3. Design the Training
Imagine if an admissions nurse, an operating room nurse, and a surgeon were all sent to the same training. It would make no sense, because they all have different jobs. While they share some knowledge in common, they each need specific information to play their role. In the same way, because Audience Selection gives you at least two (or more) different audiences, your training design must be reflective of each audience and each role. We’ve found that training is most effective when it simplifies what people are asked to learn to achieve the target. The principal is to teach no more than needed, but leave out nothing that matters. It’s also critical to focus on the leaders - not just the individual contributors - because it is the leaders who are the advocates and keepers of the sales culture. Companies frequently miss this point. Often, front line managers aren’t even alerted to the training and have no idea that their people are involved. You can get all of the other elements right, but without engaging your sales leaders, the formula will fail.
4. Engaged Execution
You can’t train for a marathon in a weekend, and you can’t learn a musical instrument in a single lesson. Getting good at anything is a journey. That’s why the execution phase is critical. With sales managers continually overstretched, the execution must be expertly designed so that it’s easy for them to do, and spaced over time. This is the step where the leaders really take charge and drive the process. When sales leaders become convinced that life will be better using the new way of engaging, and there is a system designed for use by their team, that’s when they say, “This is my program.” And that’s when they get engaged and the seas part. We have found that the best way to accelerate this process is to design simple coaching exercises intended to get the targeted results. This way sales managers are doing what they value - advancing sales opportunities. Nothing drives execution more than people doing what they value.

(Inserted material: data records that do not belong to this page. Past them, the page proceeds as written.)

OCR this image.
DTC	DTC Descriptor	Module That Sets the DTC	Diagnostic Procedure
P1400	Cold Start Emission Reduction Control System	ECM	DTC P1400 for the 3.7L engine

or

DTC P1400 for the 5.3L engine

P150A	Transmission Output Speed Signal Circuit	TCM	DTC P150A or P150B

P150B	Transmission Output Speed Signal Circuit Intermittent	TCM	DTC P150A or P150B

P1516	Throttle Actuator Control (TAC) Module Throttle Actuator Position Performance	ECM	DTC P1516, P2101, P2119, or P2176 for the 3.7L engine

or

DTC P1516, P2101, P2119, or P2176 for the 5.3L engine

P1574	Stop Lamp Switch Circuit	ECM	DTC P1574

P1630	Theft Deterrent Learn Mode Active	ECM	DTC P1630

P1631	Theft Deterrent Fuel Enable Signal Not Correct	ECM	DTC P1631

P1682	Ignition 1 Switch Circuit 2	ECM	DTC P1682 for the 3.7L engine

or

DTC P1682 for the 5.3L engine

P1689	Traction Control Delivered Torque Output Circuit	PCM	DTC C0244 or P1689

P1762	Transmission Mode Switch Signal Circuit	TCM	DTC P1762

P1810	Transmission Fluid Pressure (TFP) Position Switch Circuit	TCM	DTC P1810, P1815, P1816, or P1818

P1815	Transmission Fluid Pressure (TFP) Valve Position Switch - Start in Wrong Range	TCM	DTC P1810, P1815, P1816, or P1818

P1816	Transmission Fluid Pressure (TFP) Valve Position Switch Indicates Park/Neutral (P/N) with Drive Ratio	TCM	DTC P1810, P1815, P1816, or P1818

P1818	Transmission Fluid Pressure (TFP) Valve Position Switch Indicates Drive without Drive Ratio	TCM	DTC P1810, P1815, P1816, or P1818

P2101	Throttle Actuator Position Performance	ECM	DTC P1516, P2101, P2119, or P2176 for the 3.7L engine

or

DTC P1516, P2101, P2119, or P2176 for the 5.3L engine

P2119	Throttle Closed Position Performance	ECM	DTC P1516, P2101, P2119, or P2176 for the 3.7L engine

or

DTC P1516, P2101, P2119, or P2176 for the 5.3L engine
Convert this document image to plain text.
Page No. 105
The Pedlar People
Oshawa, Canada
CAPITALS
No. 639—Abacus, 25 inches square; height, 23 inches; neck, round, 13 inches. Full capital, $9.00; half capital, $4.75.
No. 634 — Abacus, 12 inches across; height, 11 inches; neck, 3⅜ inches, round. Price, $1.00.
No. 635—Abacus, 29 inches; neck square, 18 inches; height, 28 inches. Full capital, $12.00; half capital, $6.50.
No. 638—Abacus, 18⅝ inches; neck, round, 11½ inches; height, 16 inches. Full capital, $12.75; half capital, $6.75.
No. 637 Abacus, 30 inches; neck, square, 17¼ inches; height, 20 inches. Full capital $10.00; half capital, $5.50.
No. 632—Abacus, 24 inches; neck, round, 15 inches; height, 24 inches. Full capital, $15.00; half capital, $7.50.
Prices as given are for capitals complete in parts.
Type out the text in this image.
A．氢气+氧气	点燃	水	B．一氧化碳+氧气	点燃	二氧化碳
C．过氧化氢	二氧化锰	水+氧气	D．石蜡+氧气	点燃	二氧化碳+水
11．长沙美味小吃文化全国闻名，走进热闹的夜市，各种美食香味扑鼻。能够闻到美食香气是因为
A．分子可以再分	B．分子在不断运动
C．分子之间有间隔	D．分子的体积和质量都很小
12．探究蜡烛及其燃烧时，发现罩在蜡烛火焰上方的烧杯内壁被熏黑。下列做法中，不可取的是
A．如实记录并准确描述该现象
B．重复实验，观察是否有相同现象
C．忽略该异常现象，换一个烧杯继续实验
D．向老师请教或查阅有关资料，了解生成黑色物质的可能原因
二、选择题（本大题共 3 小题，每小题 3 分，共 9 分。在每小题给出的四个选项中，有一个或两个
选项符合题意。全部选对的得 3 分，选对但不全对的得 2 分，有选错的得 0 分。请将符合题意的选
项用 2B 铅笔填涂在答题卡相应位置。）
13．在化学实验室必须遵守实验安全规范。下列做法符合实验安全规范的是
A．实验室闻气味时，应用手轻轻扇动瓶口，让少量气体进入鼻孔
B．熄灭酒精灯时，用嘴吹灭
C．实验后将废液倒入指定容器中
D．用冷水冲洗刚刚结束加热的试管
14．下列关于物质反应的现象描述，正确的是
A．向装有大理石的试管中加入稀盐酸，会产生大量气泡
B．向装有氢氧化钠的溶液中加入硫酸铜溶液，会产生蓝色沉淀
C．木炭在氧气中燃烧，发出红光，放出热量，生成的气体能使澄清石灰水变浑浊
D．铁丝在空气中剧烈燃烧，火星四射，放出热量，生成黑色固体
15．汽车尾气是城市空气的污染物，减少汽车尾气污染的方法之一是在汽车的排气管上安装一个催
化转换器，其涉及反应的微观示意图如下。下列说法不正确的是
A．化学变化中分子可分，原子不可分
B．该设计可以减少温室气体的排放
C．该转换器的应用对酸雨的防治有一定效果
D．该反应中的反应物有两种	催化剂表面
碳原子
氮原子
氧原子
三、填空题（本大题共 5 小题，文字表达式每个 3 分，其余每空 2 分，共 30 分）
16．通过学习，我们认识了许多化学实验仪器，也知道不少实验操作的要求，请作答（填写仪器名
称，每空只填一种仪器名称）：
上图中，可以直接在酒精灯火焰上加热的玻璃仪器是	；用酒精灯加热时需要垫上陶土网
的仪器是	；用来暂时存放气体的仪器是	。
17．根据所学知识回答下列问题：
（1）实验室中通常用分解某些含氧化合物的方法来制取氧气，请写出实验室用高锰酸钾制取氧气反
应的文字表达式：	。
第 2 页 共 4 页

5. Measure Results, Rinse and Repeat
Step 5 is where the systems calibration takes place: Did you achieve the target you set in Step 2? “We intended to get around the track in less than four minutes. Well, it took us four and a half.” But as important as it is to measure progress, if you’re not going to use what you’ve learned to refine and reengage, then there’s no point. What needs to happen in order to carve off that half of a minute? That kind of critical information can result from the process. That’s why this step requires what we call “Rinse and Repeat” - refining and reengaging in the process. And that’s the fundamental paradigm shift that today’s sales organisations need to make.
So, how complete is your sales system? Do you have all 4 elements of Philosophy + Process + Method + Execution in place?